This program is intended to aid in the construction of primers for metabarcoding. Given some alignment and target sites on that alignment, the program will select the most conserved*1, valid*2 primers that amplify those sites. The program can additionally design heterogeneity spacers that introduce diversity into the first few bases in a read, as required by some sequencing technologies. When possible, the program will attempt to reduce the propensity of primers to form dimers.

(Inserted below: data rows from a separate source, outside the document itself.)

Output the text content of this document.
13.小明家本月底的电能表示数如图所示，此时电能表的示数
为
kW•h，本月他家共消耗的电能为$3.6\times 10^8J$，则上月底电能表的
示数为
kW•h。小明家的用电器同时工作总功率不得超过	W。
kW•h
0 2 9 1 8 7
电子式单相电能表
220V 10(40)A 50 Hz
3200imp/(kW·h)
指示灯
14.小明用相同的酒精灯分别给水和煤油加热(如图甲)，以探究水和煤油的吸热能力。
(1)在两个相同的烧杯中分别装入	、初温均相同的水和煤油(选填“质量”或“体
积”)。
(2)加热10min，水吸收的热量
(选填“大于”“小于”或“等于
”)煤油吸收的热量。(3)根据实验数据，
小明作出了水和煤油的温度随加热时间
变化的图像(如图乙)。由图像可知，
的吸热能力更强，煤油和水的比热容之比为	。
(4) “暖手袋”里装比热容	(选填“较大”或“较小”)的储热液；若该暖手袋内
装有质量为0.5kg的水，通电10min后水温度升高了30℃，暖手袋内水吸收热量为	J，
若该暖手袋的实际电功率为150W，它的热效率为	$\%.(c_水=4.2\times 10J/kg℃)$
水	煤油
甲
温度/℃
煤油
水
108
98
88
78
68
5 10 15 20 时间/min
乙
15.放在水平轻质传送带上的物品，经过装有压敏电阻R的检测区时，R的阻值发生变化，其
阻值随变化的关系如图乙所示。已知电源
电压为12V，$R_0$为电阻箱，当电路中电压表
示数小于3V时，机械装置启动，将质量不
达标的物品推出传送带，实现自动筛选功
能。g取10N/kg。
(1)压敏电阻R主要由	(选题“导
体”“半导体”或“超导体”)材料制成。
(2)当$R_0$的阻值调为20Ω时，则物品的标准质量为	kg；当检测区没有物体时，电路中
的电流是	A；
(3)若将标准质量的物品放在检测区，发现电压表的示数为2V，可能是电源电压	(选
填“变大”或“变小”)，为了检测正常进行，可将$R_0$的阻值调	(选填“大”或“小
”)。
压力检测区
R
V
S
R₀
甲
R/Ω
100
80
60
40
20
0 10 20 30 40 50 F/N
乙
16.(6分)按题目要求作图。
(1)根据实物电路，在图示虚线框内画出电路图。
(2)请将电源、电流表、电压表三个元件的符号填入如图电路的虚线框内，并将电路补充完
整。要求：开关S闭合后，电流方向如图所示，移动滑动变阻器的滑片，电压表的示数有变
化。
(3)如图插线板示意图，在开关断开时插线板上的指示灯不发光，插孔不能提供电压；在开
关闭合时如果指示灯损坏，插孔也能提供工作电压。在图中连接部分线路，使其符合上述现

This program can be used to design primer sets targetting a single locus, or for multiplexed amplification of multiple loci.
1: The conservation of nucleotides closer to the 3' end are weighted exponentially higher, due to their role in replication initiation.
2: Primer are considered valid iff they have a GC clamp present (in the two most 3' residues), are within the melting temperature range specified by the user, and do not overlap with other targets on the same alignment (to avoid alternate structure formation during amplification.
Written for python 3.10
To install the required packages, run the following.
pip install pipreqs
pip install -r requirements.txt
In order to start the program, execute:
python3 run.py
This will allow you to create a config file and execute it.
5' - Adapter - Index - SequencingPrimer - HeterogeneitySpacer - Binding Sequence - 3'
Note that the 3 most 5' components may vary depending on sequencing technology used.
Adapter - Binds the flow cell.
Index - Allows for identification of reads.
Sequencing primer - Allows for binding of the sequencing primer.
Heterogeneity spacer - Inserts diversity into the first few nucleotides in each read.
Binding sequence - Binds to regions flanking the target region in order to enable amplification of the target.
Target region - The portion of the target organism's genome to be amplified.
Binding Region - The regions of the target organism's genome to be bound directly by the primers.
The program will prompt you to specify some parameters depending on the type of run you'd like to perform. These will be placed into a config file. Direct modification of config files is encouraged.
alignments_path - Path to the file containing the alignments on which the desired targets lie.
alignment_type - The filetype of the alignments in <alignments_path>.
config_type - The type of config file the user would like to create. Decides which parameters are necessary and what portions of the program to use.
adapters - The sequences to be placed 5' of the heterogeneity spacer. If using a 2-step PCR protocol, these may just contain the sequencing primer. If using a 1-step PCR protocol these may contain the flow cell adapter, index, and sequencing primer.
targets - Locations of the target sites.
target_region_len - The maximum and minimum lengths (inclusive) of any given target region.
binding_region_len - The maximum and minimum lengths (inclusive) of any given binding region.
ideal_binding_size - The ideal length of any binding region. This will serve as a start point from which adjustments will be made to reach melting temp requirements.
max_binding_target_len - The maximum combined length of the target and binding regions (forward and reverse) in any amplicon.
primer_primer_distance - The minimum distance any forward and reverse binding region. Ensures that overlap between binding regions doesn't occur.
primer_target_distance - The minimum distance between a binding region and its target.
max_mt_deviance - The maximum difference in melting temperatures between any two binding regions.
target_melting_temp - The target melting temp about, about which
binding_sequences - The binding sequences to incorporate into the final primers, and for which heterogeneity spacers will be designed.
hetero_region_len - The number of first-read bases that must have perfect heterogeneity.
max_spacer_length - The maximum length of any heterogeneity spacer. Making this too short will often result in failure.
runtime_estimate - The estimated runtime of the program. The program will automatically reduce sample sizes in order to meet stringent time requirements.
num_threads - The number of child processes to spawn during any parallelizable stage of the program.
how_random - By default, the program will always choose the best option according to its own criteria. If the single best option is not entirely satisfactory, increasing this parameter will cause the program to randomly select one of the <how_random> best available solutions at several stages in the program.
num_repetitions - The number of times to run the program. Useful when paired with higher values of how_random generating multiple sets.
verbose - Whether to print the log file directly to console during execution.